A produção total de energia eléctrica, a partir de fontes de energias renováveis, registou um acréscimo de 71 por cento de Janeiro a Setembro de 2010, relativamente a igual período de 2009.


Começa a verificar-se um abrandamento do crescimento da produção devido, essencialmente, ao comportamento da sua componente hídrica registado no 3º trimestre, comparativamente ao registado nos primeiros seis meses do ano. Assim, enquanto neste período a produção hídrica cresce 128 por cento, relativamente ao período homólogo de 2009, no 3º trimestre já só regista um acréscimo de 40 por cento.


A produção eólica, de Janeiro a Setembro de 2010, cresceu 34 por cento relativamente a igual período de 2009. «A produção eólica acompanha a evolução verificada na produção hídrica registando um crescimento de 49 por cento no 1º semestre, enquanto no 3º trimestre cresce 2 por cento».

Até Setembro de 2010 foram já licenciados cerca de 10 461 MW de instalações electroprodutoras a partir de fontes de energia renovável ( mais 12 por cento relativamente à potência instalada actualmente). Até Setembro de 2010, foram licenciados 4 433 MW de potência eólica. Atendendo à potência licenciada, prevê-se que até final de 2010 estejam instalados 4 000 MW de potência eólica no sistema eólico nacional.
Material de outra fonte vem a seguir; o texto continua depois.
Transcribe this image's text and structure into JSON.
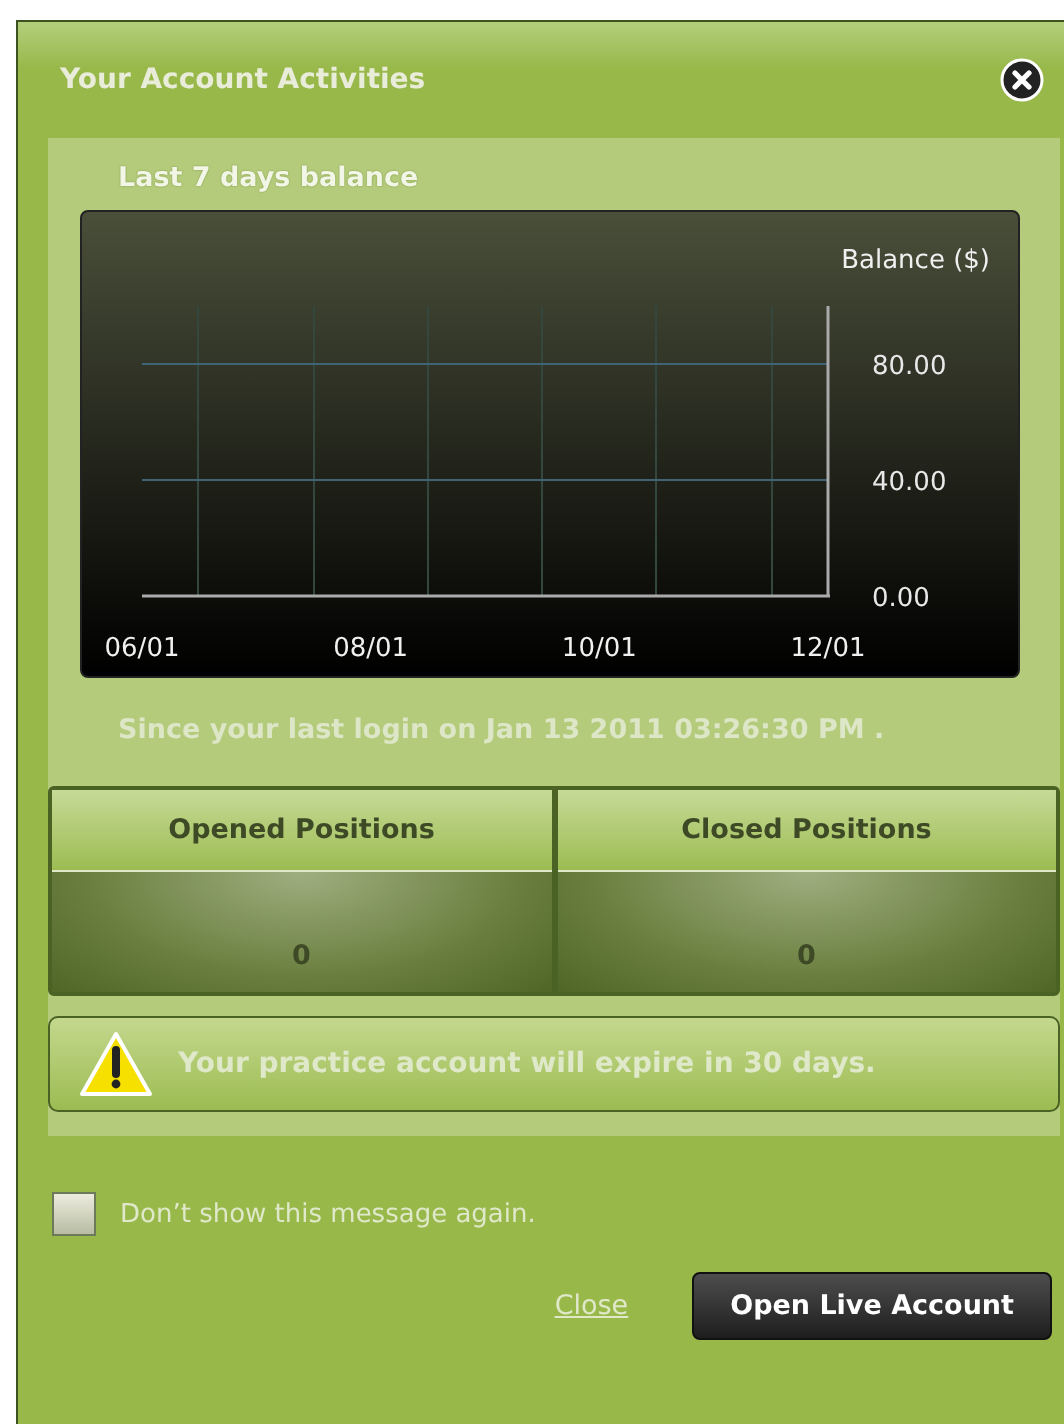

O total de potência licenciada renovável está concentrado no norte do País, essencialmente devido à localização das grandes hídricas e de um número significativo de parques eólicos. Os distritos de Lisboa, Leiria, Faro, Castelo Branco e Viseu apresentam uma forte componente eólica, superior a 50 por cento da potência renovável desses distritos.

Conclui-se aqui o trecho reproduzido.